3. Ağustos hariç yılın bütün aylarında çeşitli oranlarda hava kirliliği yaşanmıştır.
4. 2018`de en fazla kirlilik Mart ayında yaşanmıştır. Sınır değer Mart 2018`de 71 defa aşılmıştır.
5. Ankara`nın havası en kirli olan semti Sıhhiye`dir. Sıhhiye`yi Keçiören ve Kayaş izlemektedir.
Çevre ve Şehircilik Bakanlığının Ölçüm İstasyonlarının 2018 yılına ait ölçümlerinden elde edilen değerler Çizelge 1‘de verilmektedir.
Çizelge 1. 2018 yılında PM10 kirleticisi bakımından saptanan sınır değer aşımları
Kaynak: T.C. Çevre ve Şehircilik Bakanlığı Ulusal Hava Kalitesi İzleme Ağı
Hava Kalitesi Değerlendirme ve Yönetimi Yönetmeliğinin 4. maddesinde Uyarı Eşiği: “Aşıldığında, nüfusun geneli için kısa süreli maruz kalmadan dolayı insan sağlığına bir riskin söz konusu olduğu ve ilgili yetkili merci tarafından acil önlemlerin alınacağı seviye”. şeklinde tanımlanmaktadır:
Partikül madde kirleticisi (PM10), çapı 10 µm (mikrometre)‘den daha küçük olan toz zerreciklerini ifade eder ve tüm kirleticiler arasında en zararlı ve tehlikeli olanıdır. Solunum yolu ile alınan PM10 kirleticisine solunun sistemi direnç gösteremez, bu kirletici akciğerin derinliklerine kadar nüfuz eder.
PM10 kirleticisi, solunum yolu ile akciğere kadar ulaşıp, kanın içindeki karbon dioksitin oksijene dönüşümünü yavaşlatır. Bu da nefes darlığına neden olur. Bu durumda oksijen kaybının giderilebilmesi için kalbin daha fazla çalışması gerektiği için kalp üzerinde ciddi bir baskı oluşturur.
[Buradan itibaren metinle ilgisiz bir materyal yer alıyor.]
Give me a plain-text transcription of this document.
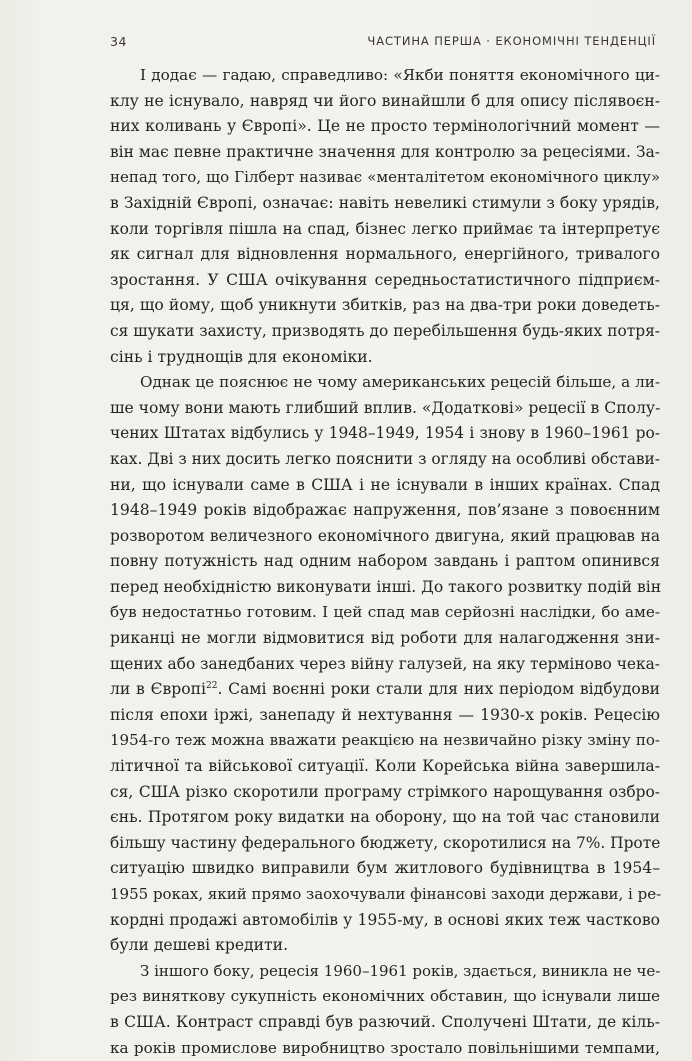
34	ЧАСТИНА ПЕРША · ЕКОНОМІЧНІ ТЕНДЕНЦІЇ
І додає — гадаю, справедливо: «Якби поняття економічного ци-
клу не існувало, навряд чи його винайшли б для опису післявоєн-
них коливань у Європі». Це не просто термінологічний момент —
він має певне практичне значення для контролю за рецесіями. За-
непад того, що Гілберт називає «менталітетом економічного циклу»
в Західній Європі, означає: навіть невеликі стимули з боку урядів,
коли торгівля пішла на спад, бізнес легко приймає та інтерпретує
як сигнал для відновлення нормального, енергійного, тривалого
зростання. У США очікування середньостатистичного підприєм-
ця, що йому, щоб уникнути збитків, раз на два-три роки доведеть-
ся шукати захисту, призводять до перебільшення будь-яких потря-
сінь і труднощів для економіки.
Однак це пояснює не чому американських рецесій більше, а ли-
ше чому вони мають глибший вплив. «Додаткові» рецесії в Сполу-
чених Штатах відбулись у 1948–1949, 1954 і знову в 1960–1961 ро-
ках. Дві з них досить легко пояснити з огляду на особливі обстави-
ни, що існували саме в США і не існували в інших країнах. Спад
1948–1949 років відображає напруження, пов’язане з повоєнним
розворотом величезного економічного двигуна, який працював на
повну потужність над одним набором завдань і раптом опинився
перед необхідністю виконувати інші. До такого розвитку подій він
був недостатньо готовим. І цей спад мав серйозні наслідки, бо аме-
риканці не могли відмовитися від роботи для налагодження зни-
щених або занедбаних через війну галузей, на яку терміново чека-
ли в Європі$^{22}$. Самі воєнні роки стали для них періодом відбудови
після епохи іржі, занепаду й нехтування — 1930-х років. Рецесію
1954-го теж можна вважати реакцією на незвичайно різку зміну по-
літичної та військової ситуації. Коли Корейська війна завершила-
ся, США різко скоротили програму стрімкого нарощування озбро-
єнь. Протягом року видатки на оборону, що на той час становили
більшу частину федерального бюджету, скоротилися на 7%. Проте
ситуацію швидко виправили бум житлового будівництва в 1954–
1955 роках, який прямо заохочували фінансові заходи держави, і ре-
кордні продажі автомобілів у 1955-му, в основі яких теж частково
були дешеві кредити.
З іншого боку, рецесія 1960–1961 років, здається, виникла не че-
рез виняткову сукупність економічних обставин, що існували лише
в США. Контраст справді був разючий. Сполучені Штати, де кіль-
ка років промислове виробництво зростало повільнішими темпами,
PM10 kirleticisi, bir yaşın altındaki bebeklerde solunuma ait ölüm risklerini artırır. Çocuklarda astım ve bronşite neden olur.
PM10 kirleticisinin fiziksel yapısı ve kimyasal bileşimi sağlık açısından oldukça önemlidir. Civa, kurşun, kadmiyum gibi ağır metaller içeren partikül madde kirleticileri sağlık açısından çok zararlıdır. Kanser yapıcı kalıcı organik kimyasalları (PAH, dioksin, furan gibi) içeren partikül madde kirleticileri sağlık açısından çok tehlikelidir. Birçok farklı bileşenden oluşmuş olan PM10 kirleticisi akciğerdeki nemle bileşerek aside dönüşebilir. Duman bileşenlerinde bulunan çinko amonyum sülfat, akciğerde sülfürik aside dönüşür. Kurum, uçucu kül, benzin ve dizel egzoz partikül kirleticileri, benzo (a) pyrene gibi, kanser yapıcı kirleticiler içerdiklerinden bu kirleticilerin uzun süreli solunması durumunda kanser yaptığı bilinmektedir.
Ankaralıların soluduğu havada sınırların üzerindeki miktarlarda bulunan PM10 kirleticisinin kimyasal bileşimi derhal açıklanmalıdır.
Kirlilik sıralamasında üst sıralarda bulunan Sıhhiye bölgesinde sadece işyerleri değil büyük hastaneler de bulunmaktadır. Akciğer ve solunum sistemi hastalıkları nedeniyle bu hastanelerde tedavi gören yurttaşlarımız özellikle tehdit altındadır.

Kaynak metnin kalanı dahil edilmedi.